This is where we, as liberals, progressives, lefties, activists, whatever-you-want-to-call-us, come in. I do not believe that our interests are best served by the kind of cheap electioneering we saw over the primary campaign. What would be far more effective would be an independent movement that makes strategic alliances with various political candidates but is also distinctly separate from them.
Instead of shilling for Barack, or Hillary, or whoever, we should have been pressuring the candidates to work for our votes. We should have been pressing them to take firm, non-negotiable positions in favor of things like no immunity for the telecoms, or immediate withdrawal from Iraq with no residual troops. Instead, we were really cheap dates. And when you act like suckers, don't be surprised when something like Obama's support for the FISA compromise comes back and bites you in the ass.
If we want real change in this country, the place to look for it is not in our so-called leaders, but in ourselves. What we need, in short, is a movement. Without such a movement, President Obama is not going to be able to achieve a whole lot more than President Clinton or President Carter did. But with such a movement, we may actually get somewhere. FDR was able to achieve great things because he had the strong support of a powerful labor movement. Similarly, the civil rights movement was the wind at LBJ's back. But I ask you, what will President Obama have?
Sam Stein covers some of the same ground in his article "Serenity Lost: Obama and The Netroots".
One might argue that this is all empty rhetoric if there are zero consequences for not listening to the progressive cause. But the one time there were real consequences at the presidential level was in 2000, when disaffected progressives backed Ralph Nader and the Green Party. The result was eight years of an imperialist presidency that has steadily eroded our freedoms. No honest progressive, as upset as they may be with Obama's General Election moves, wants to open the floodgates to a third Bush term. Nader is wrong: there is virtue in electing the "least worst" candidate.

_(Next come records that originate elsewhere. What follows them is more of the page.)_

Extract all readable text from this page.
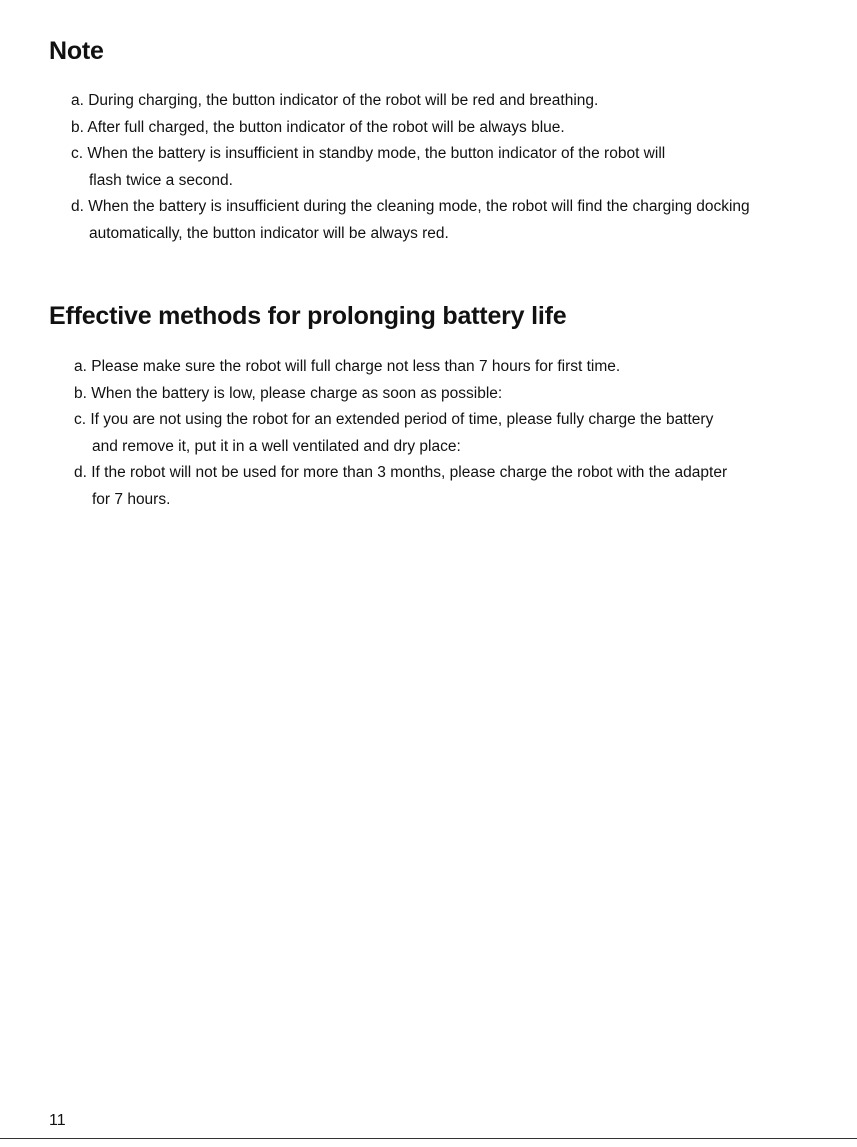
Note
a. During charging, the button indicator of the robot will be red and breathing.
b. After full charged, the button indicator of the robot will be always blue.
c. When the battery is insufficient in standby mode, the button indicator of the robot will
flash twice a second.
d. When the battery is insufficient during the cleaning mode, the robot will find the charging docking
automatically, the button indicator will be always red.
Effective methods for prolonging battery life
a. Please make sure the robot will full charge not less than 7 hours for first time.
b. When the battery is low, please charge as soon as possible:
c. If you are not using the robot for an extended period of time, please fully charge the battery
and remove it, put it in a well ventilated and dry place:
d. If the robot will not be used for more than 3 months, please charge the robot with the adapter
for 7 hours.
11
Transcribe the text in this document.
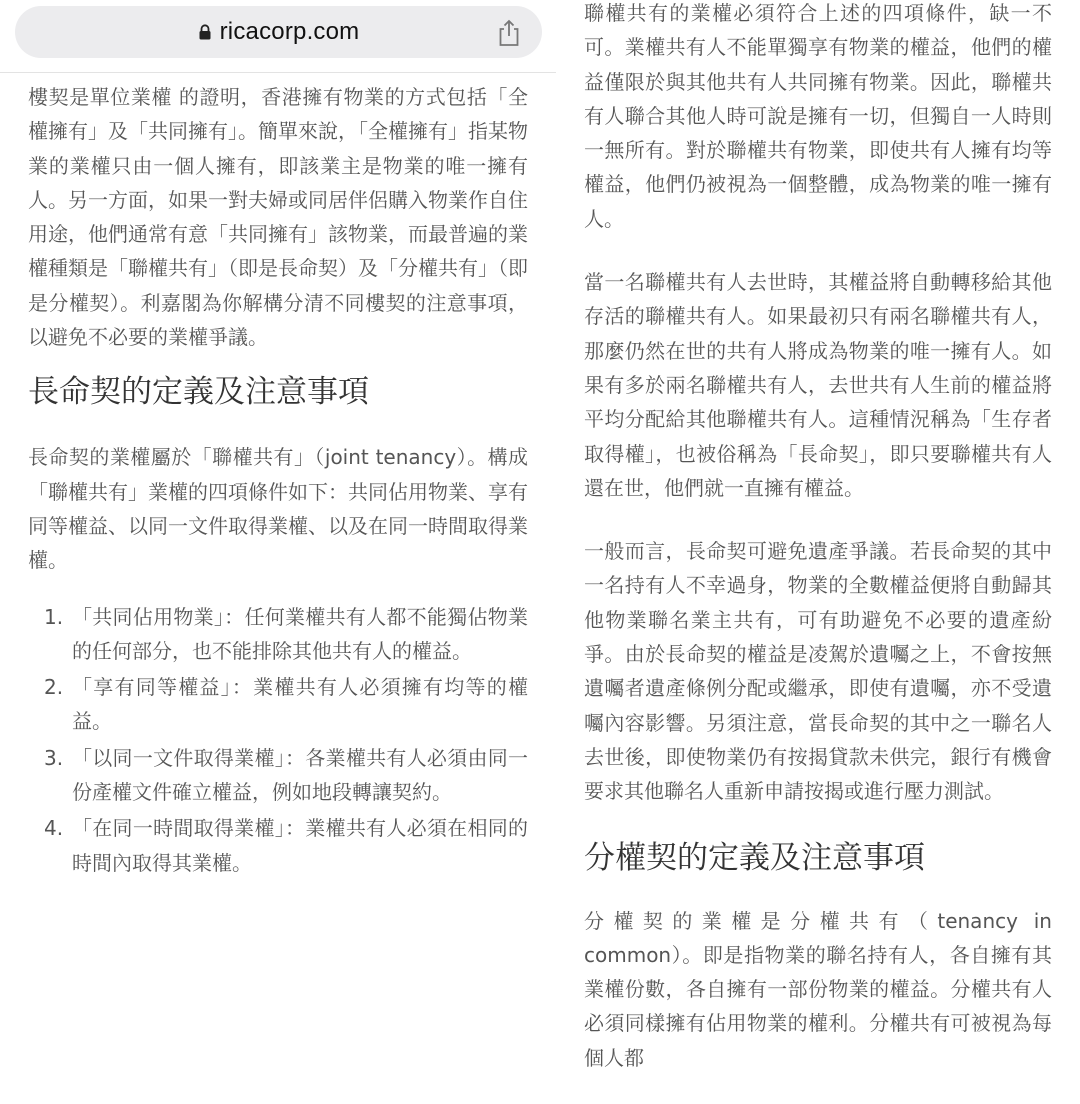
ricacorp.com

樓契是單位業權 的證明，香港擁有物業的方式包括「全權擁有」及「共同擁有」。簡單來說，「全權擁有」指某物業的業權只由一個人擁有，即該業主是物業的唯一擁有人。另一方面，如果一對夫婦或同居伴侶購入物業作自住用途，他們通常有意「共同擁有」該物業，而最普遍的業權種類是「聯權共有」（即是長命契）及「分權共有」（即是分權契）。利嘉閣為你解構分清不同樓契的注意事項，以避免不必要的業權爭議。

長命契的定義及注意事項

長命契的業權屬於「聯權共有」（joint tenancy）。構成「聯權共有」業權的四項條件如下：共同佔用物業、享有同等權益、以同一文件取得業權、以及在同一時間取得業權。

1. 「共同佔用物業」：任何業權共有人都不能獨佔物業的任何部分，也不能排除其他共有人的權益。
2. 「享有同等權益」：業權共有人必須擁有均等的權益。
3. 「以同一文件取得業權」：各業權共有人必須由同一份產權文件確立權益，例如地段轉讓契約。
4. 「在同一時間取得業權」：業權共有人必須在相同的時間內取得其業權。

聯權共有的業權必須符合上述的四項條件，缺一不可。業權共有人不能單獨享有物業的權益，他們的權益僅限於與其他共有人共同擁有物業。因此，聯權共有人聯合其他人時可說是擁有一切，但獨自一人時則一無所有。對於聯權共有物業，即使共有人擁有均等權益，他們仍被視為一個整體，成為物業的唯一擁有人。

當一名聯權共有人去世時，其權益將自動轉移給其他存活的聯權共有人。如果最初只有兩名聯權共有人，那麼仍然在世的共有人將成為物業的唯一擁有人。如果有多於兩名聯權共有人，去世共有人生前的權益將平均分配給其他聯權共有人。這種情況稱為「生存者取得權」，也被俗稱為「長命契」，即只要聯權共有人還在世，他們就一直擁有權益。

一般而言，長命契可避免遺產爭議。若長命契的其中一名持有人不幸過身，物業的全數權益便將自動歸其他物業聯名業主共有，可有助避免不必要的遺產紛爭。由於長命契的權益是凌駕於遺囑之上，不會按無遺囑者遺產條例分配或繼承，即使有遺囑，亦不受遺囑內容影響。另須注意，當長命契的其中之一聯名人去世後，即使物業仍有按揭貸款未供完，銀行有機會要求其他聯名人重新申請按揭或進行壓力測試。

分權契的定義及注意事項

分權契的業權是分權共有（tenancy in common）。即是指物業的聯名持有人，各自擁有其業權份數，各自擁有一部份物業的權益。分權共有人必須同樣擁有佔用物業的權利。分權共有可被視為每個人都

The key term there is "at the presidential level." Supporting Obama as the best presidential candidate (which he is) doesn't preclude fighting for just causes when his leadership veers off track. A lot more action on issues such as FISA can be taken at the level of individual Senators and Representatives. A great example: the robocalls being run in House Majority Leader Steny Hoyer's district by local activist Rev. Lenox Yearwood, lambasting Hoyer's FISA compromise. And you can bet that progressive activists will remember FISA when Hoyer's re-election comes due.